History & Culture · New York City
Louis Armstrong's Corona Home Makes Queens Personal
The Louis Armstrong House Museum turns Corona into a home-place story, linking jazz history with an ordinary Queens block.
Published June 24, 2026 · Last verified July 4, 2026
The Louis Armstrong House gives Queens a beautiful local truth: world history can live on a regular residential block.
Louis Armstrong died in 1971, and Lucille Wilson Armstrong kept living in their home on 107th Street in Corona while working to make it a National and New York historic landmark. After Lucille died in 1983, she left the home and its contents to New York City. The archives became accessible in the 1990s, and the historic house opened for public tours in 2003.

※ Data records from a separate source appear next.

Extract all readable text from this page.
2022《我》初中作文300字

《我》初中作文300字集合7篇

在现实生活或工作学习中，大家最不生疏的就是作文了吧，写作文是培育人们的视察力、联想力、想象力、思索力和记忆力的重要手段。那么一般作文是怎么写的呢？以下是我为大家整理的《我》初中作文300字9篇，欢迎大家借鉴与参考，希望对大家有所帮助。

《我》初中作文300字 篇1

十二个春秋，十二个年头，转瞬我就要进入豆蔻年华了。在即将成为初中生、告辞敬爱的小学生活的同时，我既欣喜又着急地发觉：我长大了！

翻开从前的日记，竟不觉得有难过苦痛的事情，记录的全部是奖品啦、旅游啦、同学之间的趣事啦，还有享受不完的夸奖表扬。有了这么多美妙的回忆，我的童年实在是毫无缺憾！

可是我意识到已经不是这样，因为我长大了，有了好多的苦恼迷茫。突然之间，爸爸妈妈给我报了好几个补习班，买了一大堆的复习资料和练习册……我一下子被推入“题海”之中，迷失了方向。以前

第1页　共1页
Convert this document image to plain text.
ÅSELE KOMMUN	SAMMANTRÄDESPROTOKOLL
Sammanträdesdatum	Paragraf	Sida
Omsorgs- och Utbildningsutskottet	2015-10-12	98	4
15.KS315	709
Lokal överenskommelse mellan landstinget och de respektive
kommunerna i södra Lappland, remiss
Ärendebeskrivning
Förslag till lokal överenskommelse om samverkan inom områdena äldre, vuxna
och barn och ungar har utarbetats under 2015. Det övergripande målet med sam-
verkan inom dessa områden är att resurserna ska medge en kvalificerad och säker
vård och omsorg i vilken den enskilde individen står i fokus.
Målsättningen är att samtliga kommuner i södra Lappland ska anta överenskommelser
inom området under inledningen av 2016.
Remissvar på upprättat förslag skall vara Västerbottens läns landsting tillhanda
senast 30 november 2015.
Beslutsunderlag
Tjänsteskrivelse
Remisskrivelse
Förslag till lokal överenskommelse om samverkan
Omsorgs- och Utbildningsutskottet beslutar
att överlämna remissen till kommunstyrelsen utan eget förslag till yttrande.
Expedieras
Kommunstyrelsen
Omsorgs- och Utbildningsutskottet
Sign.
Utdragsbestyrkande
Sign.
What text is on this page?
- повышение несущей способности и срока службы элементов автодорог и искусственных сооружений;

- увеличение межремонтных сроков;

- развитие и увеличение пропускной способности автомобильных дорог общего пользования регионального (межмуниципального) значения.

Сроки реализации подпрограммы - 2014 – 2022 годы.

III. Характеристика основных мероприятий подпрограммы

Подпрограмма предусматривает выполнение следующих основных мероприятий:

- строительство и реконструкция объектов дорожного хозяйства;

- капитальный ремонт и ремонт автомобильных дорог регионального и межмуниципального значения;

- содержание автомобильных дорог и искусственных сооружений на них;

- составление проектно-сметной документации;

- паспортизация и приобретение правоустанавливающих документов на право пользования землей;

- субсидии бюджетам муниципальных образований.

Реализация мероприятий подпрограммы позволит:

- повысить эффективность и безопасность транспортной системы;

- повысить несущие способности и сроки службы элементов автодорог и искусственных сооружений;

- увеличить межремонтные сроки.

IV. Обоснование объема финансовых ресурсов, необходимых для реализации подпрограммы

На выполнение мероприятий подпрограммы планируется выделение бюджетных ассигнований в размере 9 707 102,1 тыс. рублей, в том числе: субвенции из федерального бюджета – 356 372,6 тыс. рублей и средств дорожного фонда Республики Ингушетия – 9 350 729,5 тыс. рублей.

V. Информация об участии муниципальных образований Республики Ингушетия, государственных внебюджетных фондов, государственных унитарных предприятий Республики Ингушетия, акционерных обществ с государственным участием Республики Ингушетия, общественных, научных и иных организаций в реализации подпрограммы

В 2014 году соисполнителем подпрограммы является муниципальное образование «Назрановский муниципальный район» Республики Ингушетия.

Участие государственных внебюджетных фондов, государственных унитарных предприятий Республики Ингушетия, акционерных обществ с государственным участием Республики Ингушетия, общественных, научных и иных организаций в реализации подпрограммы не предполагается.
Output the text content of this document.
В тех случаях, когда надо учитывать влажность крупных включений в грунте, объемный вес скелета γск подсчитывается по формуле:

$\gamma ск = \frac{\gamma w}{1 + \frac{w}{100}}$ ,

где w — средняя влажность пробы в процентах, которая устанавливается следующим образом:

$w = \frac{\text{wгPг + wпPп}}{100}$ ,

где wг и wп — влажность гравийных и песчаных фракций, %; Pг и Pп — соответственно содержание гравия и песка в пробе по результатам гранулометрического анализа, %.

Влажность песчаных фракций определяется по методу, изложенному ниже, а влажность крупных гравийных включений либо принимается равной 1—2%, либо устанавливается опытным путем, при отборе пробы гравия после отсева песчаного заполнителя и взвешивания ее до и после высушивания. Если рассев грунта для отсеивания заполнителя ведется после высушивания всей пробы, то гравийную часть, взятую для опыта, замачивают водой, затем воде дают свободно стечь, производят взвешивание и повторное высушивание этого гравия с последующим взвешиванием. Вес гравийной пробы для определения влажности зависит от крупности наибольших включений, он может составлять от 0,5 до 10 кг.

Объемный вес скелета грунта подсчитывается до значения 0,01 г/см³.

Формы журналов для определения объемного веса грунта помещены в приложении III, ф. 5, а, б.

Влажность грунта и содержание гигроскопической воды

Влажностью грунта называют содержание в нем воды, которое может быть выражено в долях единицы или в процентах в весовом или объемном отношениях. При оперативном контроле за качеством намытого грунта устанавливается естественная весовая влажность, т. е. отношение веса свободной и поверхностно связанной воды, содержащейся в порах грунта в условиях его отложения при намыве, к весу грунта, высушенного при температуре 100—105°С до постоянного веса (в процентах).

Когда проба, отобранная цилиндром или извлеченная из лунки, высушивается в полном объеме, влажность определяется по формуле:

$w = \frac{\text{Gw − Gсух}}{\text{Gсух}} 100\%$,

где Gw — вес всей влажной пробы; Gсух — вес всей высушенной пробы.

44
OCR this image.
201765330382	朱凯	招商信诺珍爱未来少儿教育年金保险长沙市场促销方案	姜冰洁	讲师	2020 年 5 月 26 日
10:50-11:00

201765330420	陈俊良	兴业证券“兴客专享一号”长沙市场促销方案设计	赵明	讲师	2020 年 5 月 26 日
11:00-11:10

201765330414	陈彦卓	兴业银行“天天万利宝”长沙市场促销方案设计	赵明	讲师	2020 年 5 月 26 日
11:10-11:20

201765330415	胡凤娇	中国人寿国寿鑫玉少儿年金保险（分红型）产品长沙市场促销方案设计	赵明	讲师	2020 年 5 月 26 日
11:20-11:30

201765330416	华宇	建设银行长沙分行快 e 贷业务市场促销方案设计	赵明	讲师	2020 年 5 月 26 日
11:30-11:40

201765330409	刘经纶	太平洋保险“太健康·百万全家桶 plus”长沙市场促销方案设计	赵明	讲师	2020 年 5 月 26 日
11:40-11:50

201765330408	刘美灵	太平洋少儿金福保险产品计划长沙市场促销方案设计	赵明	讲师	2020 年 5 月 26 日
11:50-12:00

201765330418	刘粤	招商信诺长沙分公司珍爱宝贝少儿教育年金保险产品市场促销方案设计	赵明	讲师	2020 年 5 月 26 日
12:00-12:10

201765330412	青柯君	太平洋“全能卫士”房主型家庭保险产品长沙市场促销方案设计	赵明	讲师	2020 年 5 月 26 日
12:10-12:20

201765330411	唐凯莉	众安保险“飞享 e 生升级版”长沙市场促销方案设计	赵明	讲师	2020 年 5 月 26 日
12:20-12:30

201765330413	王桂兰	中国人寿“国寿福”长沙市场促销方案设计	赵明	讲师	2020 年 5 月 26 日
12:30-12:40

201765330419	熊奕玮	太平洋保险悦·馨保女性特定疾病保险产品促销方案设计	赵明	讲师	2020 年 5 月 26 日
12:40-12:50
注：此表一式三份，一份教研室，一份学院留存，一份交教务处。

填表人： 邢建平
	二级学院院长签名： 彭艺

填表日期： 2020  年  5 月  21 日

That makes this more than a famous address. It is a home story. The public work centers on Armstrong’s house, grounds, archives, and legacy. The house address is 34-56 107th Street in Corona, and visits now start at the Louis Armstrong Center at 34-49 107th Street.
Corona matters because the story never has to float away from the neighborhood. The music stays tied to a block, a spouse, a set of rooms, a front door, and neighbors who lived nearby.
That is a very Queens kind of grandeur. The borough does not need to move Armstrong’s legacy somewhere more polished to make it count. It lets the sound stay rooted on 107th Street, where a world-famous life still has a home address.